Die Angst geht um. Meldungen über ausgelegte Giftköder und Leckerlis, die mit Rasierklingen und Nadeln gespickt sind, machen deutschlandweit die Runde (wir berichteten). Wie sieht es nun im Kreis Göppingen aus? Vor Kurzem beispielsweise wurde im Schurwald der Verdacht laut, dass ein Hund einem vergifteten Köder zum Opfer gefallen sei. Auch im Raum Geislingen tauchen in den sozialen Netzwerken Warnungen über Giftköder auf.

Für Rudi Bauer von der Pressestelle des Polizeipräsidiums Ulm sind solche Meldungen nichts Neues. Zwar würden die Anzeigen von der Polizei sehr ernst genommen und auch nachgegangen. "In den meisten Fällen ist es aber nur ein vager Verdacht, dem die Beweise schuldig bleiben", sagt Bauer.

Und das ist kein Wunder. Muss sich der Hund nach einem Spaziergang erbrechen, bleibt die Ursache häufig im Dunkeln. Oft wurden größere Strecken zurückgelegt und der Ort, an dem der vermeintliche Giftköder gefressen wurde, lässt sich nicht mehr bestimmen. Auch die Frage, ob es sich wirklich um einen Giftköder oder um irgendetwas anderes handelte, das gesundheitliche Beeinträchtigungen ausgelöst hat, ist nach Bauers Worten schwer nachweisbar.

Anders dagegen, wenn Rasierklingen oder Nadeln verschluckt wurden. Solch mörderische Gegenstände kommen im Röntgenbild beim Tierarzt schnell ans Licht. Und nur durch eine Operation kann das Leben des Tieres gerettet werden. Doch Rudi Bauer gibt Entwarnung. In seinem regionalen Zuständigkeitsbereich, zu dem auch der Kreis Göppingen gehört, sei ihm kein Fall bekannt, an dem vorsätzlich ein Tier durch einen überführten Hundehasser zu Schaden kam. Nur dunkel erinnert er sich an einen Wurstköder, der mit Ameisengift behandelt war. Mehr nicht.

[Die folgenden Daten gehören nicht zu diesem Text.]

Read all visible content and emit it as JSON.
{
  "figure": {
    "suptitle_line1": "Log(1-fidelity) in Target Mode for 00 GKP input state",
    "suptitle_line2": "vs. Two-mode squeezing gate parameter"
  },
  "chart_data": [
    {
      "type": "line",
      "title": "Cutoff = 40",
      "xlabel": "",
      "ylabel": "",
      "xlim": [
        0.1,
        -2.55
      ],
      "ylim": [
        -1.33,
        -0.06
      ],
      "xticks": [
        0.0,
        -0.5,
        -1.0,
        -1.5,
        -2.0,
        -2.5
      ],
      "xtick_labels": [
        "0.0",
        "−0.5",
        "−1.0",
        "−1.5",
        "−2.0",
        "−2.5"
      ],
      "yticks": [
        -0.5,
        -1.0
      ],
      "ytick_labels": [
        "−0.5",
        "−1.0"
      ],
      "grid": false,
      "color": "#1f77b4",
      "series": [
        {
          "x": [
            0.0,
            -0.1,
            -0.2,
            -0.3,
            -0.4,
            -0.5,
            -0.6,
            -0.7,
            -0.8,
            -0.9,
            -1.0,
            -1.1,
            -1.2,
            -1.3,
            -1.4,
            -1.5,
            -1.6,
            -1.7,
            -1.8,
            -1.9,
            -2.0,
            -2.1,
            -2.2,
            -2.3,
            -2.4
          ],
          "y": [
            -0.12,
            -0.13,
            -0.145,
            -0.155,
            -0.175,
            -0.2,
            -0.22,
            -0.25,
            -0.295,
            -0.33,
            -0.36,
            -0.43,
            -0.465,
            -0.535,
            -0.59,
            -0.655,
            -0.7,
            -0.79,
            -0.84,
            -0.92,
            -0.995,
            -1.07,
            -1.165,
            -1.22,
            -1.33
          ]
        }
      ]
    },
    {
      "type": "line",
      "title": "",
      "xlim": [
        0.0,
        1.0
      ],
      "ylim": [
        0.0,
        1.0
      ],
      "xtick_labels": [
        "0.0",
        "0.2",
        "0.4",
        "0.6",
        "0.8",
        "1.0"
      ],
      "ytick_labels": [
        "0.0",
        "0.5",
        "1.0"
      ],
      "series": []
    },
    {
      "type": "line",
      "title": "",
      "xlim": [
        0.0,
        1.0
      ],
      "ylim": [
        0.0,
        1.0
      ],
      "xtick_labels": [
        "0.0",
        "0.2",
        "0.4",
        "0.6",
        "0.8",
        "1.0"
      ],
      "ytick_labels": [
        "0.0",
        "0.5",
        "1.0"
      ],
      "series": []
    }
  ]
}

Ähnlich sieht es auch Dr. Michael Pettrich vom Amt für Veterinärwesen und Verbraucherschutz des Landkreises Göppingen. Diese Art der vorsätzlichen Tierquälerei gehöre zwar in erster Linie zum Aufgabenbereich der Polizei und in seiner Funktion als Tierschützer sei er nur am Rand davon betroffen. Doch konkrete und nachgewiesene Fälle, bei denen Hunde Giftköder verschluckt hätten, seien ihm nicht bekannt. Meist handelt es sich laut Pettrich bei den Verdachtsmomenten um Mutmaßungen ohne stichhaltige Beweise, die durch die sozialen Medien in Windeseile verbreitet werden. Diese Gerüchte würden sich wacker halten, eine gewisse Eigendynamik entwickeln und wie eine sogenannte Großstadtlegende Angst und Schrecken erzeugen. Doch in keinem einzigen Fall habe sich der Verdacht bestätigt, dass ein Hundehasser sein Unwesen getrieben hätte.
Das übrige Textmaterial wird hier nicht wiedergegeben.